COMODORO RIVADAVIA (ADNSUR) - El viernes pasado, Andrea Ruiz, fue declarada penalmente responsable del  “homicidio calificado por el vínculo, mediando circunstancias extraordinarias de atenuación” por la muerte de su beba recién nacida. El caso ocurrió en 2018 en una casa del barrio Quirno Costa de Comodoro Rivadavia.

El Tribunal integrado por Raquel Tassello, Mariel Suárez y Alejandro Soñis- Tassello y Soñis, dieron por acreditada la materialidad el hecho no cuestionado por las partes. La bebé murió por asfixia y por omisión de cuidados al ser colocada en una bolsa, sin clamp en el cordón umbilical. La bebé N.N. nació a término y respiró al nacer, es decir nació con vida. 

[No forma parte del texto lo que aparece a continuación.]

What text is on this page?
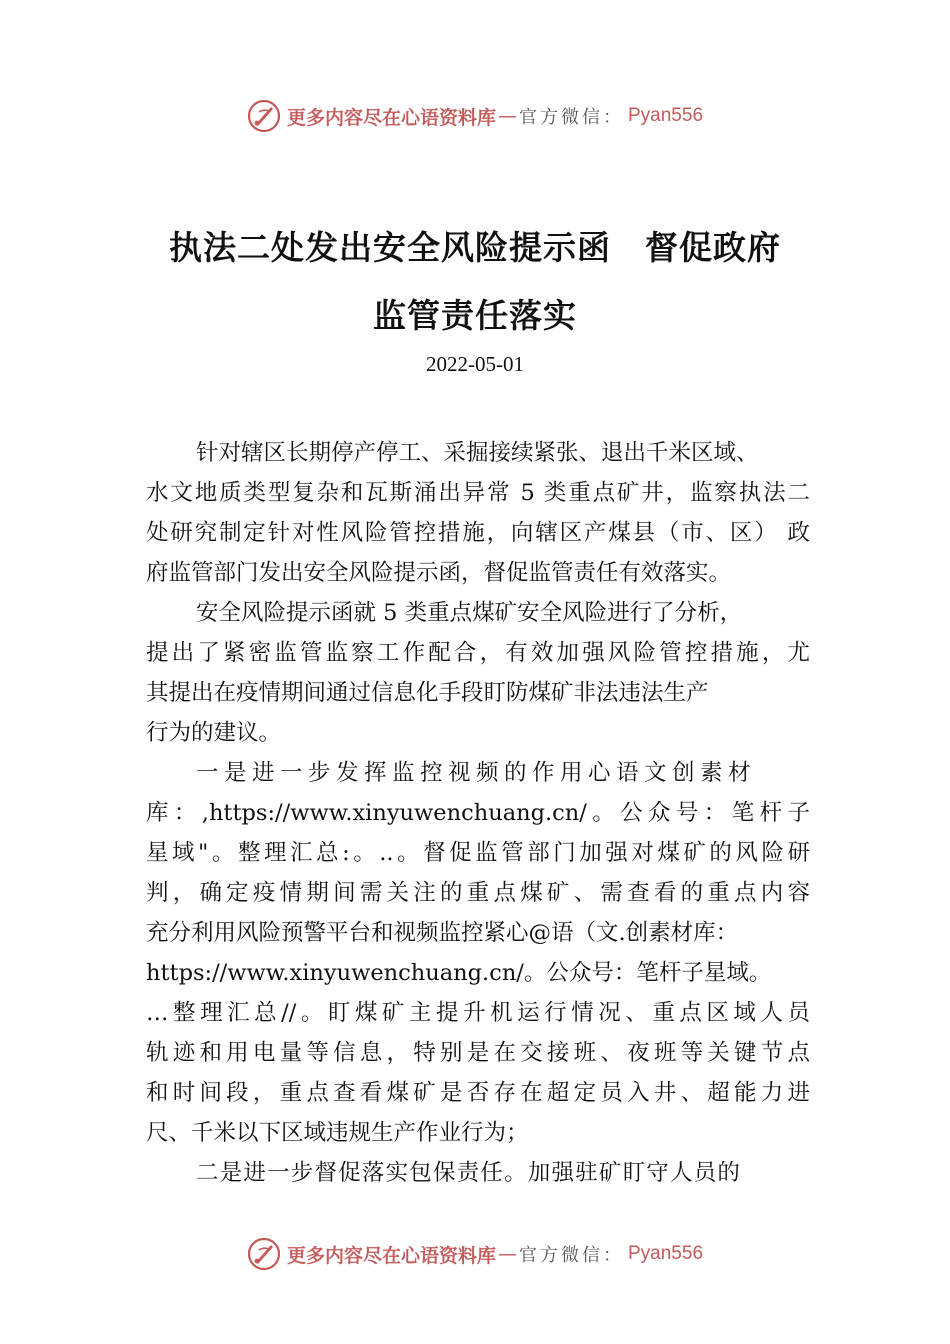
更多内容尽在心语资料库 — 官方微信： Pyan556
执法二处发出安全风险提示函　督促政府
监管责任落实
2022-05-01
针对辖区长期停产停工、采掘接续紧张、退出千米区域、
水文地质类型复杂和瓦斯涌出异常 5 类重点矿井，监察执法二
处研究制定针对性风险管控措施，向辖区产煤县（市、区） 政
府监管部门发出安全风险提示函，督促监管责任有效落实。
安全风险提示函就 5 类重点煤矿安全风险进行了分析，
提出了紧密监管监察工作配合，有效加强风险管控措施，尤
其提出在疫情期间通过信息化手段盯防煤矿非法违法生产
行为的建议。
一是进一步发挥监控视频的作用心语文创素材
库：,https://www.xinyuwenchuang.cn/。公众号：笔杆子
星域"。整理汇总:。..。督促监管部门加强对煤矿的风险研
判，确定疫情期间需关注的重点煤矿、需查看的重点内容
充分利用风险预警平台和视频监控紧心@语（文.创素材库：
https://www.xinyuwenchuang.cn/。公众号：笔杆子星域。
…整理汇总//。盯煤矿主提升机运行情况、重点区域人员
轨迹和用电量等信息，特别是在交接班、夜班等关键节点
和时间段，重点查看煤矿是否存在超定员入井、超能力进
尺、千米以下区域违规生产作业行为；
二是进一步督促落实包保责任。加强驻矿盯守人员的
更多内容尽在心语资料库 — 官方微信： Pyan556
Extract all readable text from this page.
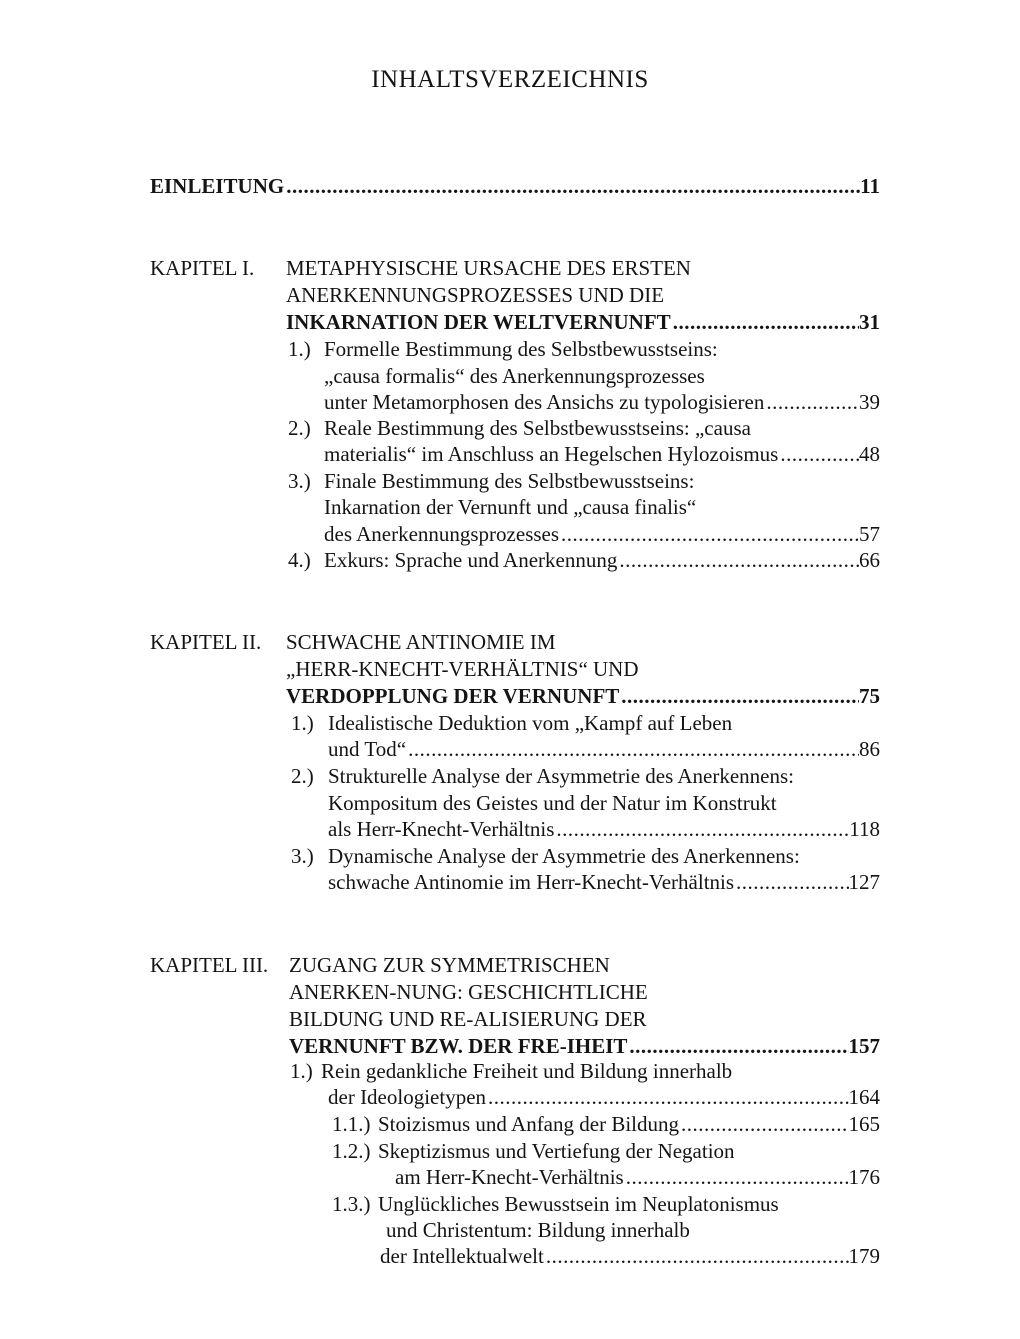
INHALTSVERZEICHNIS
EINLEITUNG .....	11
KAPITEL I. METAPHYSISCHE URSACHE DES ERSTEN
ANERKENNUNGSPROZESSES UND DIE
INKARNATION DER WELTVERNUNFT .....	31
1.) Formelle Bestimmung des Selbstbewusstseins:
„causa formalis“ des Anerkennungsprozesses
unter Metamorphosen des Ansichs zu typologisieren .....	39
2.) Reale Bestimmung des Selbstbewusstseins: „causa
materialis“ im Anschluss an Hegelschen Hylozoismus .....	48
3.) Finale Bestimmung des Selbstbewusstseins:
Inkarnation der Vernunft und „causa finalis“
des Anerkennungsprozesses .....	57
4.) Exkurs: Sprache und Anerkennung .....	66
KAPITEL II. SCHWACHE ANTINOMIE IM
„HERR-KNECHT-VERHÄLTNIS“ UND
VERDOPPLUNG DER VERNUNFT .....	75
1.) Idealistische Deduktion vom „Kampf auf Leben
und Tod“ .....	86
2.) Strukturelle Analyse der Asymmetrie des Anerkennens:
Kompositum des Geistes und der Natur im Konstrukt
als Herr-Knecht-Verhältnis .....	118
3.) Dynamische Analyse der Asymmetrie des Anerkennens:
schwache Antinomie im Herr-Knecht-Verhältnis .....	127
KAPITEL III. ZUGANG ZUR SYMMETRISCHEN
ANERKEN-NUNG: GESCHICHTLICHE
BILDUNG UND RE-ALISIERUNG DER
VERNUNFT BZW. DER FRE-IHEIT .....	157
1.) Rein gedankliche Freiheit und Bildung innerhalb
der Ideologietypen .....	164
1.1.) Stoizismus und Anfang der Bildung .....	165
1.2.) Skeptizismus und Vertiefung der Negation
am Herr-Knecht-Verhältnis .....	176
1.3.) Unglückliches Bewusstsein im Neuplatonismus
und Christentum: Bildung innerhalb
der Intellektualwelt .....	179
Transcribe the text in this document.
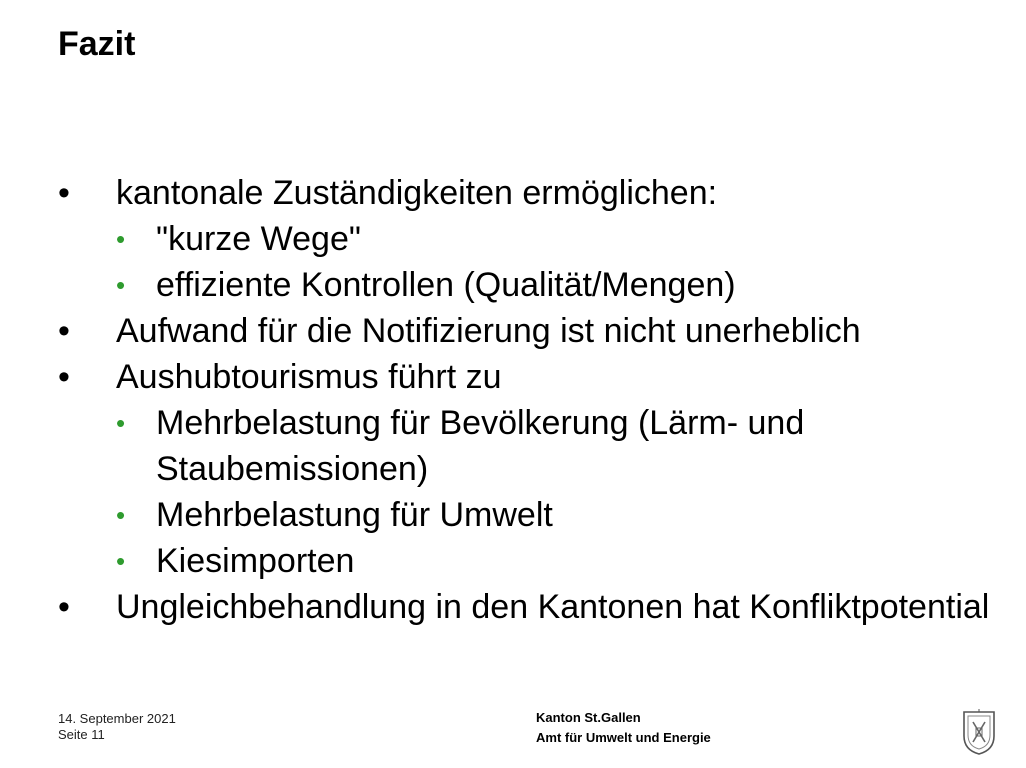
Fazit
• kantonale Zuständigkeiten ermöglichen:
• "kurze Wege"
• effiziente Kontrollen (Qualität/Mengen)
• Aufwand für die Notifizierung ist nicht unerheblich
• Aushubtourismus führt zu
• Mehrbelastung für Bevölkerung (Lärm- und Staubemissionen)
• Mehrbelastung für Umwelt
• Kiesimporten
• Ungleichbehandlung in den Kantonen hat Konfliktpotential
14. September 2021
Seite 11
Kanton St.Gallen
Amt für Umwelt und Energie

Este jueves en la audiencia de imposición de pena, según pudo saber ADNSUR, el Ministerio Público Fiscal, representado por la fiscal Cecilia Codina, solicitó 17 años de prisión y la defensa, integrada por Mauro Fonteñez y Fiorella Picón, pidieron 8 años. Mañana viernes se conocerá finalmente la condena que deberá cumplir la mujer.

Fue encontrada penalmente responsable por el homicidio de su hija. Foto: archivo
Fue encontrada penalmente responsable por el homicidio de su hija. Foto: archivo

EL HECHO

El hecho ocurrió el 14 de diciembre de 2018, siendo aproximadamente  las 14:30 hs. Andrea Alejandra Ruiz, en circunstancias de encontrarse en casa de sus empleadores, ubicada en Av. 10 de Noviembre al 2.300, del B° Quirno Costa de nuestra ciudad, se dirigió al cuarto de baño ubicado en la planta alta de la vivienda.

Una vez allí, habiendo comenzado con trabajo de parto de un embarazo oculto de aproximadamente 38 semanas de gestación, dio a luz a una niña, liberando la placenta en el inodoro, cortando el cordón umbilical con una tijera y colocando a la beba envuelta en una campera, dentro de una bolsa plástica, sin anudar el cordón umbilical, lo que produjo que la misma se desangre. Inmediatamente escondió la bolsa que contenía a la recién nacida agonizante, detrás del inodoro.

El propietario de la casa y el hijo de ésta, pidieron el auxilio de la ambulancia del Hospital Regional a través del número 107, informando de un aborto espontaneo con desconocimiento previo del embarazo por parte de la paciente. Minutos más tarde se hizo presente junto a personal policial de la Seccional Cuarta; la médica de guardia de Urgencias, junto a una enfermera y el camillero de la ambulancia. Los profesionales procedieron al traslado de la  imputada, la galena secuestró la placenta y al arribar al Hospital, fueron informados por el servicio de tocoginecología que dicha placenta correspondía a la de un niño nacido o a punto de nacer.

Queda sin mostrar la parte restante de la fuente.